Guest post by Ed Stephan
When 3,030 of our people were killed in attacks on the Pentagon and World Trade Center, we retaliated with war against Afghanistan and a peculiar “War on Terror” which, somehow, morphed into an invasion and attempted neo-con conquest of Iraq, at a still-rising cost to us of $300 billion, nearly 2,000 American lives, perhaps 100,000 innocent Iraqi deaths, and who knows how many mangled bodies, psyches and lives. Other lives have been lost elswhere in surprise attacks in London, Madrid, Bali.
All these deaths are, understandibly and deservedly, attention-getting. But I’d like to call attention here to 530,000 deaths (worldwide) each year which go virtually unnoticed in any of our media. Every minute of every day, a woman dies of a pregnancy-related complication. Nearly every one of these deaths is easily preventable.
Sara Seims, who directs the population program at the William and Flora Hewlett Foundation, has written
A couple of centuries ago, economist Thomas Malthus warned that world population (then at about 1 billion people) would rapidly overtake the food supply, leading to global famine. Today, we’re at 6.4 billion people and it hasn’t happened yet.
Malthus fell into the trap of discounting human ingenuity and adaptability. More recently, predictions of a “population bomb” based on trends of the 1960s didn’t happen, either. Increased use of contraception enabled much — though not all — of the world to bring down rates of growth.
Now, however, rather than celebrating this initial success, we’re hearing emotional warnings about global depopulation: a baby shortage, the “burden of aging societies,” dwindling markets for goods, and a “loss of creative edge.” Pundits conjure visions of empty playgrounds, a shrinking work force resentful at shouldering pensions for multitudes of seniors, and ethnic tensions from an influx of immigrants who look very different and come from alien cultures. These alarming scenarios are being used to undermine support for family-planning programs around the world.
This is a mistake. Like Malthus, the doomsayers ignore the human capacity to adapt and survive. But far more tragic, they overlook the “demographic divide” between rich and poor countries.
At the risk of over-quoting (she’s really the author of this item) she continues:
This divide is real and growing. The populations of most developed countries, net of immigration, are stable or even shrinking, and all are aging. But this is much less than half the picture. Of the 130 million children born each year, more than 90 million arrive in developing countries. Women in many sub-Saharan African countries are still having four to six children each, enough to double their populations every 25 to 30 years. This statistic has changed little since the 1960s.
In other poor countries, women are having fewer children than their mothers did, but still far more than the “replacement” level of 2.1 each, and downward trends have stalled. For those people, and not just in Africa, reality is desperate poverty, teeming slums without sanitation or clean water, and children’s playgrounds that are garbage dumps and open sewers, not empty swing-sets.

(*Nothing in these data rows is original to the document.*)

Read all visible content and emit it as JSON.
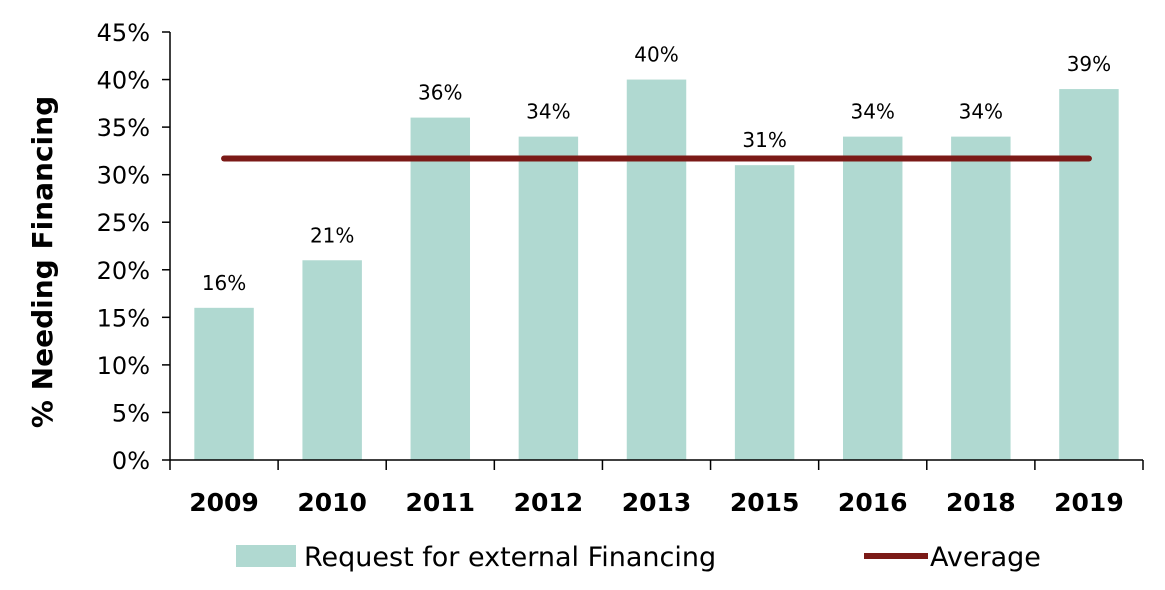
{
  "chart_data": {
    "type": "bar",
    "categories": [
      "2009",
      "2010",
      "2011",
      "2012",
      "2013",
      "2015",
      "2016",
      "2018",
      "2019"
    ],
    "series": [
      {
        "name": "Request for external Financing",
        "type": "bar",
        "values": [
          16,
          21,
          36,
          34,
          40,
          31,
          34,
          34,
          39
        ],
        "color": "#b0d9d1"
      },
      {
        "name": "Average",
        "type": "line",
        "value": 31.7,
        "color": "#7b1a17"
      }
    ],
    "data_labels": [
      "16%",
      "21%",
      "36%",
      "34%",
      "40%",
      "31%",
      "34%",
      "34%",
      "39%"
    ],
    "ylabel": "% Needing Financing",
    "xlabel": "",
    "ylim": [
      0,
      45
    ],
    "yticks": [
      0,
      5,
      10,
      15,
      20,
      25,
      30,
      35,
      40,
      45
    ],
    "ytick_labels": [
      "0%",
      "5%",
      "10%",
      "15%",
      "20%",
      "25%",
      "30%",
      "35%",
      "40%",
      "45%"
    ],
    "grid": false,
    "legend_position": "bottom"
  }
}
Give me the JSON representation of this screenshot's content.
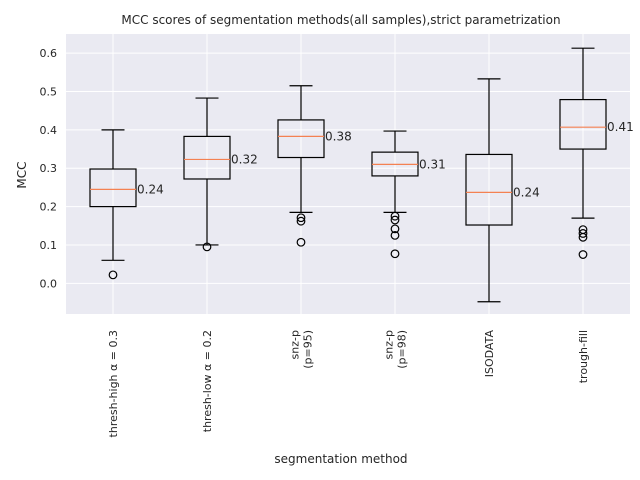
{
  "chart_data": {
    "type": "box",
    "title": "MCC scores of segmentation methods(all samples),strict parametrization",
    "xlabel": "segmentation method",
    "ylabel": "MCC",
    "ylim": [
      -0.08,
      0.65
    ],
    "yticks": [
      0.0,
      0.1,
      0.2,
      0.3,
      0.4,
      0.5,
      0.6
    ],
    "ytick_labels": [
      "0.0",
      "0.1",
      "0.2",
      "0.3",
      "0.4",
      "0.5",
      "0.6"
    ],
    "grid": true,
    "categories": [
      [
        "thresh-high α = 0.3"
      ],
      [
        "thresh-low α = 0.2"
      ],
      [
        "snz-p",
        "(p=95)"
      ],
      [
        "snz-p",
        "(p=98)"
      ],
      [
        "ISODATA"
      ],
      [
        "trough-fill"
      ]
    ],
    "boxes": [
      {
        "whisker_low": 0.06,
        "q1": 0.2,
        "median": 0.245,
        "q3": 0.298,
        "whisker_high": 0.4,
        "outliers": [
          0.022
        ],
        "median_label": "0.24"
      },
      {
        "whisker_low": 0.1,
        "q1": 0.272,
        "median": 0.323,
        "q3": 0.383,
        "whisker_high": 0.483,
        "outliers": [
          0.095
        ],
        "median_label": "0.32"
      },
      {
        "whisker_low": 0.185,
        "q1": 0.328,
        "median": 0.383,
        "q3": 0.426,
        "whisker_high": 0.515,
        "outliers": [
          0.171,
          0.162,
          0.107
        ],
        "median_label": "0.38"
      },
      {
        "whisker_low": 0.185,
        "q1": 0.28,
        "median": 0.31,
        "q3": 0.342,
        "whisker_high": 0.397,
        "outliers": [
          0.175,
          0.165,
          0.142,
          0.125,
          0.077
        ],
        "median_label": "0.31"
      },
      {
        "whisker_low": -0.048,
        "q1": 0.152,
        "median": 0.237,
        "q3": 0.336,
        "whisker_high": 0.533,
        "outliers": [],
        "median_label": "0.24"
      },
      {
        "whisker_low": 0.17,
        "q1": 0.35,
        "median": 0.407,
        "q3": 0.479,
        "whisker_high": 0.613,
        "outliers": [
          0.14,
          0.13,
          0.12,
          0.075
        ],
        "median_label": "0.41"
      }
    ],
    "colors": {
      "plot_background": "#eaeaf2",
      "grid": "#ffffff",
      "box": "#000000",
      "median": "#f48152",
      "text": "#262626"
    }
  }
}
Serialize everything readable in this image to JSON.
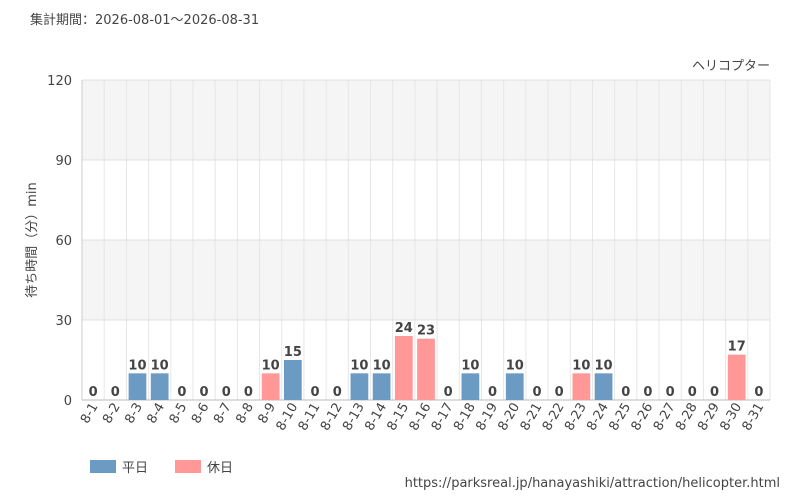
{
  "chart_data": {
    "type": "bar",
    "title": "集計期間：2026-08-01～2026-08-31",
    "subtitle": "ヘリコプター",
    "y_label": "待ち時間（分）min",
    "source": "https://parksreal.jp/hanayashiki/attraction/helicopter.html",
    "categories": [
      "8-1",
      "8-2",
      "8-3",
      "8-4",
      "8-5",
      "8-6",
      "8-7",
      "8-8",
      "8-9",
      "8-10",
      "8-11",
      "8-12",
      "8-13",
      "8-14",
      "8-15",
      "8-16",
      "8-17",
      "8-18",
      "8-19",
      "8-20",
      "8-21",
      "8-22",
      "8-23",
      "8-24",
      "8-25",
      "8-26",
      "8-27",
      "8-28",
      "8-29",
      "8-30",
      "8-31"
    ],
    "series": [
      {
        "name": "平日",
        "color": "#6b9bc3",
        "values": [
          null,
          null,
          10,
          10,
          0,
          0,
          0,
          null,
          null,
          15,
          null,
          0,
          10,
          10,
          null,
          null,
          0,
          10,
          0,
          10,
          0,
          null,
          null,
          10,
          0,
          0,
          0,
          0,
          null,
          null,
          0
        ]
      },
      {
        "name": "休日",
        "color": "#ff9896",
        "values": [
          0,
          0,
          null,
          null,
          null,
          null,
          null,
          0,
          10,
          null,
          0,
          null,
          null,
          null,
          24,
          23,
          null,
          null,
          null,
          null,
          null,
          0,
          10,
          null,
          null,
          null,
          null,
          null,
          0,
          17,
          null
        ]
      }
    ],
    "ylim": [
      0,
      120
    ],
    "yticks": [
      0,
      30,
      60,
      90,
      120
    ],
    "grid": true
  }
}
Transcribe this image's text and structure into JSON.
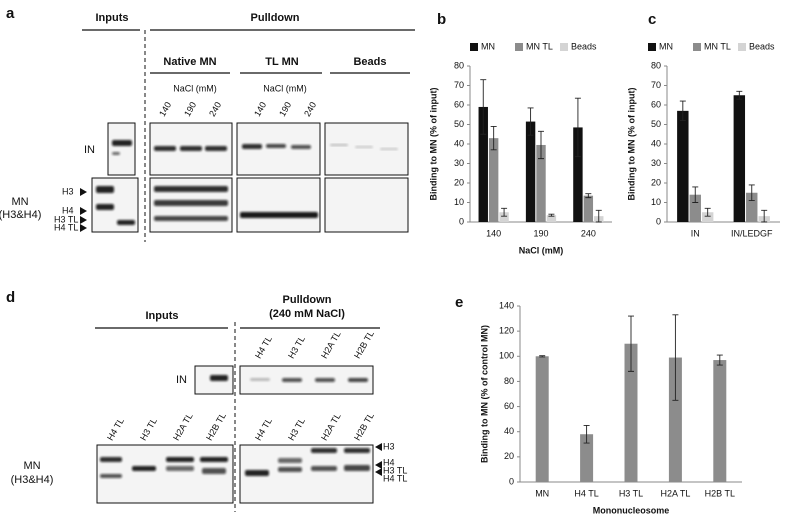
{
  "chart_data": [
    {
      "panel": "b",
      "type": "bar",
      "categories": [
        "140",
        "190",
        "240"
      ],
      "xlabel": "NaCl (mM)",
      "ylabel": "Binding to MN (% of input)",
      "ylim": [
        0,
        80
      ],
      "yticks": [
        0,
        10,
        20,
        30,
        40,
        50,
        60,
        70,
        80
      ],
      "legend_position": "top",
      "series": [
        {
          "name": "MN",
          "color": "#111111",
          "values": [
            59,
            51.5,
            48.5
          ],
          "errors": [
            14,
            7,
            15
          ]
        },
        {
          "name": "MN TL",
          "color": "#8c8c8c",
          "values": [
            43,
            39.5,
            13.5
          ],
          "errors": [
            6,
            7,
            1
          ]
        },
        {
          "name": "Beads",
          "color": "#d4d4d4",
          "values": [
            5,
            3.5,
            3
          ],
          "errors": [
            2,
            0.5,
            3
          ]
        }
      ]
    },
    {
      "panel": "c",
      "type": "bar",
      "categories": [
        "IN",
        "IN/LEDGF"
      ],
      "ylabel": "Binding to MN (% of input)",
      "ylim": [
        0,
        80
      ],
      "yticks": [
        0,
        10,
        20,
        30,
        40,
        50,
        60,
        70,
        80
      ],
      "legend_position": "top",
      "series": [
        {
          "name": "MN",
          "color": "#111111",
          "values": [
            57,
            65
          ],
          "errors": [
            5,
            2
          ]
        },
        {
          "name": "MN TL",
          "color": "#8c8c8c",
          "values": [
            14,
            15
          ],
          "errors": [
            4,
            4
          ]
        },
        {
          "name": "Beads",
          "color": "#d4d4d4",
          "values": [
            5,
            3
          ],
          "errors": [
            2,
            3
          ]
        }
      ]
    },
    {
      "panel": "e",
      "type": "bar",
      "categories": [
        "MN",
        "H4 TL",
        "H3 TL",
        "H2A TL",
        "H2B TL"
      ],
      "xlabel": "Mononucleosome",
      "ylabel": "Binding to MN (% of control MN)",
      "ylim": [
        0,
        140
      ],
      "yticks": [
        0,
        20,
        40,
        60,
        80,
        100,
        120,
        140
      ],
      "color": "#8c8c8c",
      "values": [
        100,
        38,
        110,
        99,
        97
      ],
      "errors": [
        0.5,
        7,
        22,
        34,
        4
      ]
    }
  ],
  "panel_a": {
    "label": "a",
    "inputs": "Inputs",
    "pulldown": "Pulldown",
    "groups": [
      "Native MN",
      "TL MN",
      "Beads"
    ],
    "nacl_label": "NaCl (mM)",
    "lanes": [
      "140",
      "190",
      "240"
    ],
    "row_labels": [
      "IN",
      "MN",
      "(H3&H4)"
    ],
    "markers": [
      "H3",
      "H4",
      "H3 TL",
      "H4 TL"
    ]
  },
  "panel_d": {
    "label": "d",
    "inputs": "Inputs",
    "pulldown": "Pulldown",
    "condition": "(240 mM NaCl)",
    "lanes": [
      "H4 TL",
      "H3 TL",
      "H2A TL",
      "H2B TL"
    ],
    "row_labels": [
      "IN",
      "MN",
      "(H3&H4)"
    ],
    "markers": [
      "H3",
      "H4",
      "H3 TL",
      "H4 TL"
    ]
  }
}
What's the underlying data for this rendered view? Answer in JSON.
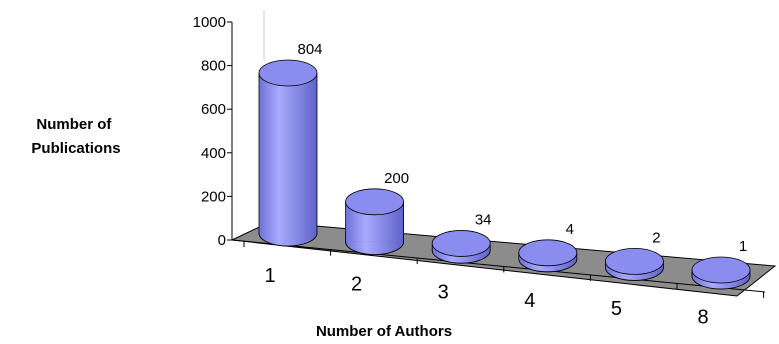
{
  "chart_data": {
    "type": "bar",
    "categories": [
      "1",
      "2",
      "3",
      "4",
      "5",
      "8"
    ],
    "values": [
      804,
      200,
      34,
      4,
      2,
      1
    ],
    "data_labels": [
      "804",
      "200",
      "34",
      "4",
      "2",
      "1"
    ],
    "xlabel": "Number of Authors",
    "ylabel_lines": [
      "Number of",
      "Publications"
    ],
    "ylim": [
      0,
      1000
    ],
    "yticks": [
      0,
      200,
      400,
      600,
      800,
      1000
    ],
    "style": "3d-cylinder",
    "bar_color": "#8a8cf0",
    "floor_color": "#8c8c8c",
    "grid": false
  }
}
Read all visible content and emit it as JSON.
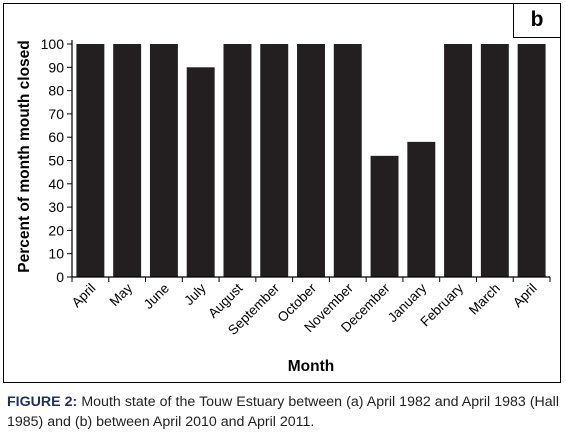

More than 1 billion young people — most of them in poor countries — are now entering their reproductive years. Their childbearing decisions will shape the future for all of us, so they need family-planning information and services right now if they are to make responsible choices in their own best interests. But this need is not being met. At least 120 million women say they would space or limit their children but lack access to family-planning options that wealthy nations take for granted.
How about the developed nations?
Polls show that many European families want more children than they now have. But women also cite the difficulty of combining parenthood with careers, the shortage of attractive and affordable housing, and reluctance to marry where traditional child care patterns and women’s roles persist, as in Italy and Japan. Farsighted governments and employers are trying to make it easier for women to balance careers with child rearing: bonuses for each child, paid parental leave, tax breaks and subsidized child care facilities.
Such countries as Sweden, Italy and Chile have also made major changes in their pension programs to cope with aging populations, while other nations are debating new options. While not every idea will prove effective, necessity is forcing change. As economist Herbert Stein once said, “When something can’t go on any longer, it won’t go on any longer.”
She concludes, with something the “family values” people ought to take seriously, though it’s hard to imagine them doing so:
No government or donor country should ever force individuals to have more or fewer children, but it is their legitimate role to create, monitor and tune policies that align what’s good for individual women and families with what’s good for their societies. Obviously, these policies must differ between rich and poor countries. And if they are successful, over time and thanks to human ingenuity and adaptability, they will narrow the demographic divide. A worldwide one-size-fits-all approach that dismisses family planning is not only wrong-headed and dangerous; it’s downright cruel.
I’d say, just for starters, that 530,000 preventable deaths a year deserves at least some of our nation’s attention, at long last.